At the gun shop, Robles allegedly took his accomplices to Roberto Martin del Campo, a longtime salesman at the store. Martin del Campo is also a former Tijuana police sergeant and one-time member of the Mexican national pistol-shooting team, according to court papers. The salesman allegedly cooperated in arranging the purchases, though none of the people who signed the federal forms were the actual recipients of the weapons. Instead, court papers allege, Robles received the weapons for use in Mexico.
Both Robles and Martin del Campo are charged in a 34-count indictment alleging conspiracy and assorted violations of U.S. firearms statutes. They face five-year prison terms on each count, plus substantial fines.
For Martin del Campo, 60, it is his second run-in with U.S. authorities. In the earlier case, which arose from gun sales to an undercover agent, he pleaded guilty last year to a charge of attempted exportation of firearms to Mexico without a license. He was sentenced to probation.
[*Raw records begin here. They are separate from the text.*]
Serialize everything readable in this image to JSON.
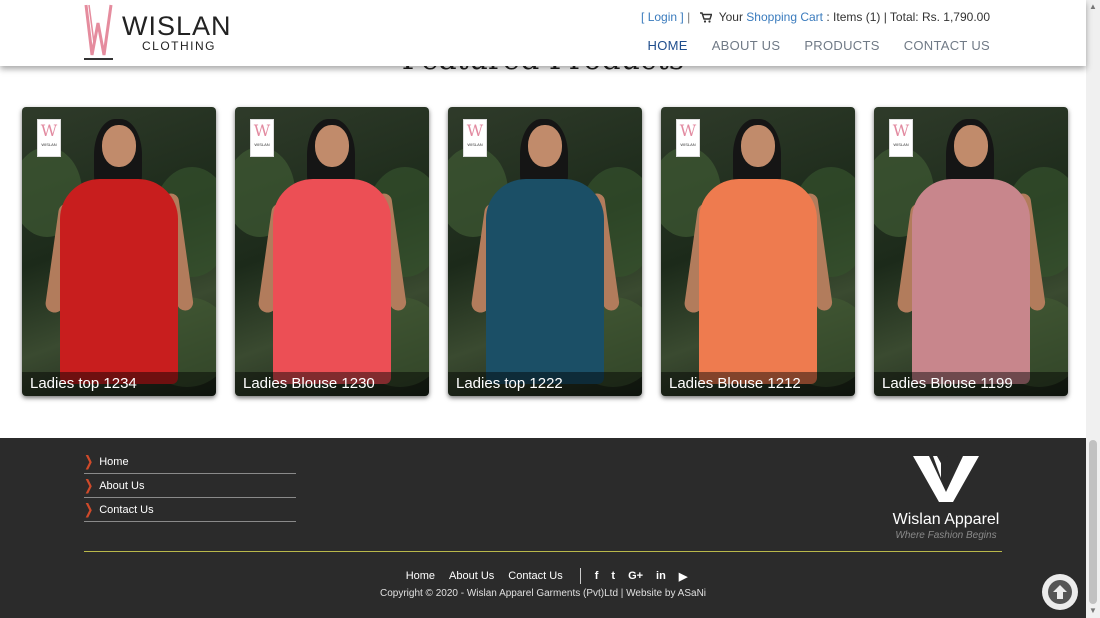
{
  "header": {
    "brand": "WISLAN",
    "brand_sub": "CLOTHING",
    "login_open": "[",
    "login_label": "Login",
    "login_close": "]",
    "divider": "|",
    "cart_prefix": "Your",
    "cart_label": "Shopping Cart",
    "cart_summary": ": Items (1) | Total: Rs. 1,790.00",
    "nav": [
      "HOME",
      "ABOUT US",
      "PRODUCTS",
      "CONTACT US"
    ],
    "active_nav": "HOME"
  },
  "featured": {
    "title": "Featured Products",
    "products": [
      {
        "name": "Ladies top 1234",
        "color": "#c81e1e"
      },
      {
        "name": "Ladies Blouse 1230",
        "color": "#ec4f55"
      },
      {
        "name": "Ladies top 1222",
        "color": "#1b4f66"
      },
      {
        "name": "Ladies Blouse 1212",
        "color": "#ee7b4f"
      },
      {
        "name": "Ladies Blouse 1199",
        "color": "#c8868c"
      }
    ],
    "thumb_logo_letter": "W",
    "thumb_logo_text": "WISLAN"
  },
  "footer": {
    "links": [
      "Home",
      "About Us",
      "Contact Us"
    ],
    "brand_name": "Wislan Apparel",
    "brand_tagline": "Where Fashion Begins",
    "bottom_links": [
      "Home",
      "About Us",
      "Contact Us"
    ],
    "social_icons": [
      "facebook-icon",
      "twitter-icon",
      "google-plus-icon",
      "linkedin-icon",
      "youtube-icon"
    ],
    "social_glyphs": [
      "f",
      "t",
      "G+",
      "in",
      "▶"
    ],
    "copyright": "Copyright © 2020 - Wislan Apparel Garments (Pvt)Ltd  |  Website by ASaNi"
  },
  "colors": {
    "nav_active": "#1f4d8c",
    "link_blue": "#3a7bbd",
    "footer_bg": "#2b2b2b",
    "footer_divider": "#b9b84a",
    "chevron": "#d04a2a"
  }
}
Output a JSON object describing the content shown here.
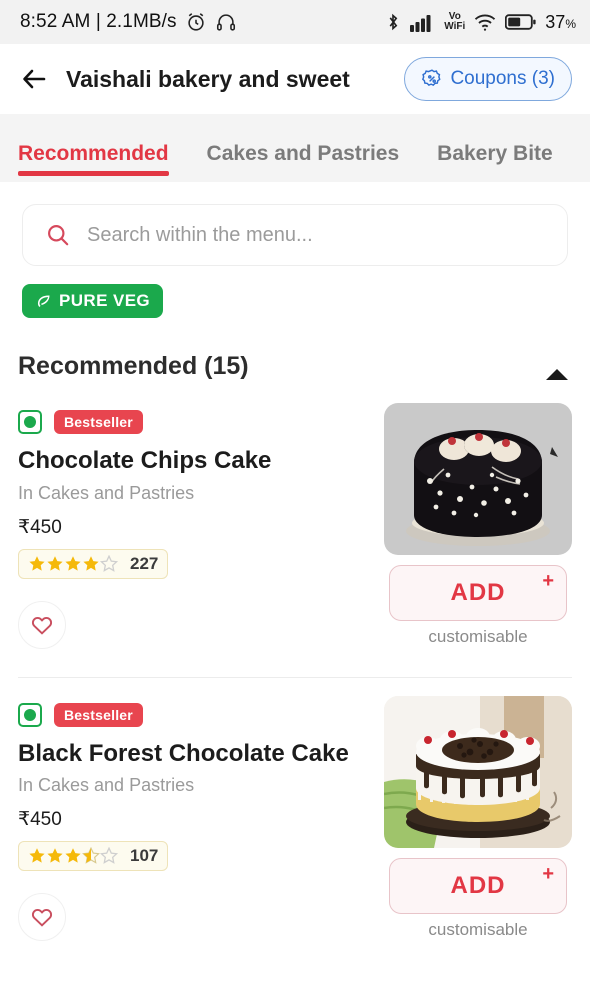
{
  "status_bar": {
    "time": "8:52 AM",
    "separator": "|",
    "network_speed": "2.1MB/s",
    "alarm_icon": "alarm-icon",
    "headphone_icon": "headphone-icon",
    "bluetooth_icon": "bluetooth-icon",
    "signal_icon": "cellular-signal-icon",
    "volte_label": "Vo",
    "volte_sub": "WiFi",
    "wifi_icon": "wifi-icon",
    "battery_percent": "37",
    "battery_percent_symbol": "%"
  },
  "header": {
    "back_icon": "back-arrow-icon",
    "title": "Vaishali bakery and sweet",
    "coupons_label": "Coupons (3)",
    "coupons_icon": "discount-badge-icon"
  },
  "tabs": [
    {
      "label": "Recommended",
      "active": true
    },
    {
      "label": "Cakes and Pastries",
      "active": false
    },
    {
      "label": "Bakery Bite",
      "active": false
    }
  ],
  "search": {
    "placeholder": "Search within the menu...",
    "value": "",
    "icon": "search-icon"
  },
  "filters": [
    {
      "label": "PURE VEG",
      "icon": "leaf-icon",
      "color": "#1ba94c"
    }
  ],
  "section": {
    "title": "Recommended (15)",
    "collapse_icon": "caret-up-icon"
  },
  "colors": {
    "accent_red": "#e23744",
    "bestseller_red": "#e8454f",
    "veg_green": "#1ba94c",
    "coupon_blue": "#2f6fd0",
    "star_gold": "#f5b90a"
  },
  "items": [
    {
      "veg": true,
      "badge": "Bestseller",
      "name": "Chocolate Chips Cake",
      "category": "In Cakes and Pastries",
      "price": "₹450",
      "rating_stars": 4,
      "rating_count": "227",
      "add_label": "ADD",
      "add_plus": "+",
      "customisable": "customisable",
      "favourite_icon": "heart-icon",
      "image_alt": "chocolate-chips-cake-photo"
    },
    {
      "veg": true,
      "badge": "Bestseller",
      "name": "Black Forest Chocolate Cake",
      "category": "In Cakes and Pastries",
      "price": "₹450",
      "rating_stars": 3.5,
      "rating_count": "107",
      "add_label": "ADD",
      "add_plus": "+",
      "customisable": "customisable",
      "favourite_icon": "heart-icon",
      "image_alt": "black-forest-chocolate-cake-photo"
    }
  ]
}
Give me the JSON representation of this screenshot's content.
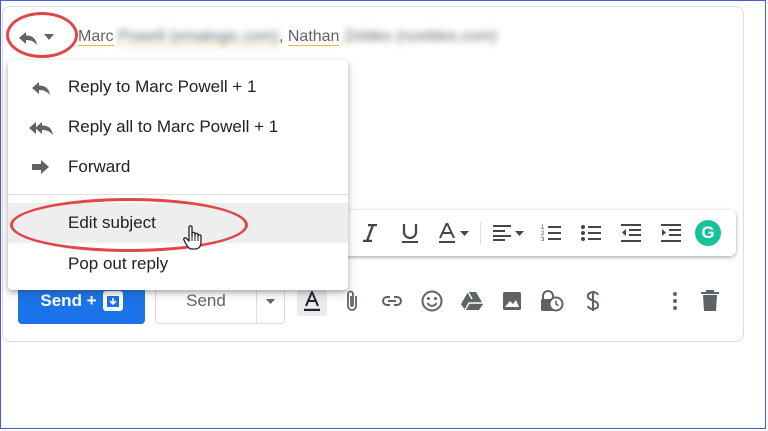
{
  "header": {
    "to_first_name": "Marc",
    "to_first_rest": "Powell (emalogic.com)",
    "separator": ",",
    "to_second_name": "Nathan",
    "to_second_rest": "Zeldes (nzeldes.com)"
  },
  "reply_menu": {
    "items": [
      {
        "label": "Reply to Marc Powell + 1",
        "icon": "reply-icon"
      },
      {
        "label": "Reply all to Marc Powell + 1",
        "icon": "reply-all-icon"
      },
      {
        "label": "Forward",
        "icon": "forward-icon"
      },
      {
        "label": "Edit subject",
        "icon": ""
      },
      {
        "label": "Pop out reply",
        "icon": ""
      }
    ],
    "hovered_item": "Edit subject"
  },
  "format_toolbar": {
    "tools": [
      "italic-icon",
      "underline-icon",
      "text-color-icon",
      "align-icon",
      "numbered-list-icon",
      "bulleted-list-icon",
      "indent-less-icon",
      "indent-more-icon"
    ],
    "grammarly_label": "G",
    "grammarly_color": "#15c39a"
  },
  "bottom_toolbar": {
    "send_schedule_label": "Send +",
    "send_label": "Send",
    "tools": [
      "formatting-icon",
      "attach-icon",
      "link-icon",
      "emoji-icon",
      "drive-icon",
      "photo-icon",
      "confidential-icon",
      "money-icon",
      "more-options-icon",
      "discard-icon"
    ]
  },
  "colors": {
    "accent": "#1a73e8",
    "annotation": "#e0464a",
    "frame": "#4a5ad8"
  }
}
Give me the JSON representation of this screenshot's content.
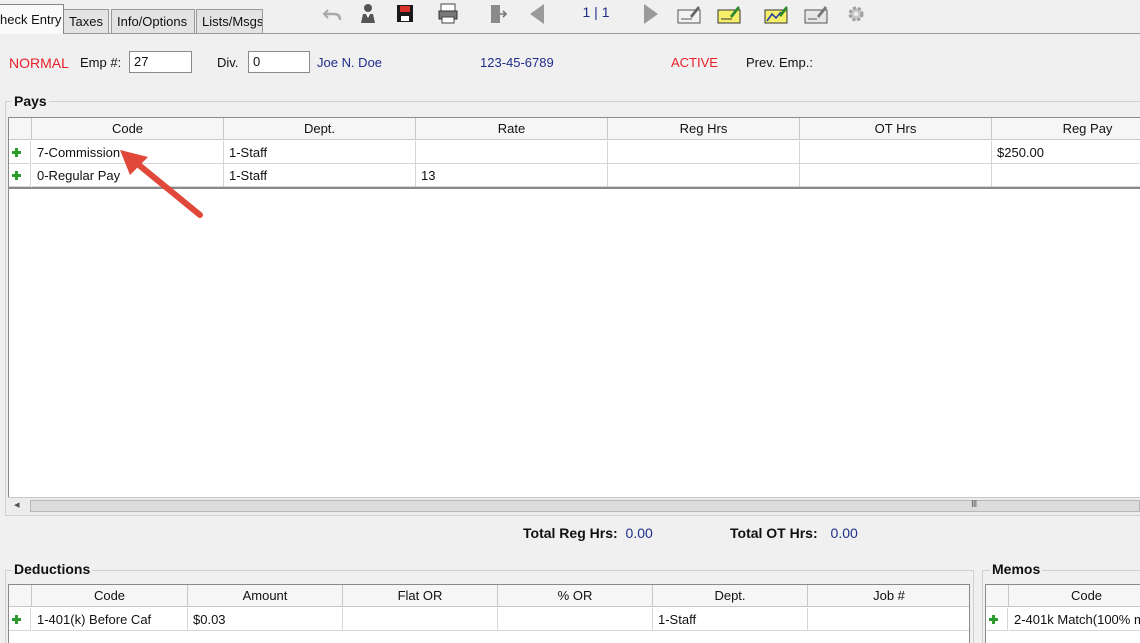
{
  "tabs": [
    {
      "label": "heck Entry",
      "active": true
    },
    {
      "label": "Taxes"
    },
    {
      "label": "Info/Options"
    },
    {
      "label": "Lists/Msgs"
    }
  ],
  "toolbar": {
    "pager": "1 | 1",
    "icons": [
      "undo-icon",
      "user-icon",
      "save-icon",
      "print-icon",
      "exit-icon",
      "prev-icon",
      "next-icon",
      "check-pen-icon",
      "check-highlight-icon",
      "check-chart-icon",
      "check-edit-icon",
      "gear-icon"
    ]
  },
  "employee": {
    "status": "NORMAL",
    "emp_label": "Emp #:",
    "emp_value": "27",
    "div_label": "Div.",
    "div_value": "0",
    "name": "Joe N. Doe",
    "ssn": "123-45-6789",
    "active": "ACTIVE",
    "prev_label": "Prev. Emp.:"
  },
  "pays": {
    "title": "Pays",
    "columns": [
      "Code",
      "Dept.",
      "Rate",
      "Reg Hrs",
      "OT Hrs",
      "Reg Pay"
    ],
    "rows": [
      [
        "7-Commission",
        "1-Staff",
        "",
        "",
        "",
        "$250.00"
      ],
      [
        "0-Regular Pay",
        "1-Staff",
        "13",
        "",
        "",
        ""
      ]
    ],
    "scroll_glyph": "III",
    "scroll_left": "◂",
    "total_reg_label": "Total Reg Hrs:",
    "total_reg_value": "0.00",
    "total_ot_label": "Total OT Hrs:",
    "total_ot_value": "0.00"
  },
  "deductions": {
    "title": "Deductions",
    "columns": [
      "Code",
      "Amount",
      "Flat OR",
      "% OR",
      "Dept.",
      "Job #"
    ],
    "rows": [
      [
        "1-401(k) Before Caf",
        "$0.03",
        "",
        "",
        "1-Staff",
        ""
      ]
    ]
  },
  "memos": {
    "title": "Memos",
    "columns": [
      "Code"
    ],
    "rows": [
      [
        "2-401k Match(100% m"
      ]
    ]
  },
  "colors": {
    "accent_red": "#e8202a",
    "text_blue": "#1f2d8a",
    "arrow": "#e0483a",
    "plus_green": "#2e9b2e"
  }
}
Martin del Campo, who is free on bail, has argued that the current indictment amounts to double jeopardy and violates the plea-bargain agreement in the earlier case. According to that agreement, the government said that no additional charges would be brought against Martin del Campo, based on information then known to authorities. The government contends that the latest case is based on new information, though the sales date from 1984--before the sales at issue in the first case.
At any rate, Martin del Campo has depicted himself in court papers as an honest salesman who agreed to do “favors” for “responsible and deserving” Mexicans seeking hunting weapons and other non-military type guns. During the earlier case, for example, Martin del Campo’s attorney acknowledged that the gun salesman had helped procure two “John Wayne commemorative firearms” for the staff of the governor of Baja California.
“Mr. Martin del Campo,” a defense brief argued, “never assisted a Mexican resident in obtaining a firearm unless he first believed that the individual was law-abiding, responsible, conscientious and respected.”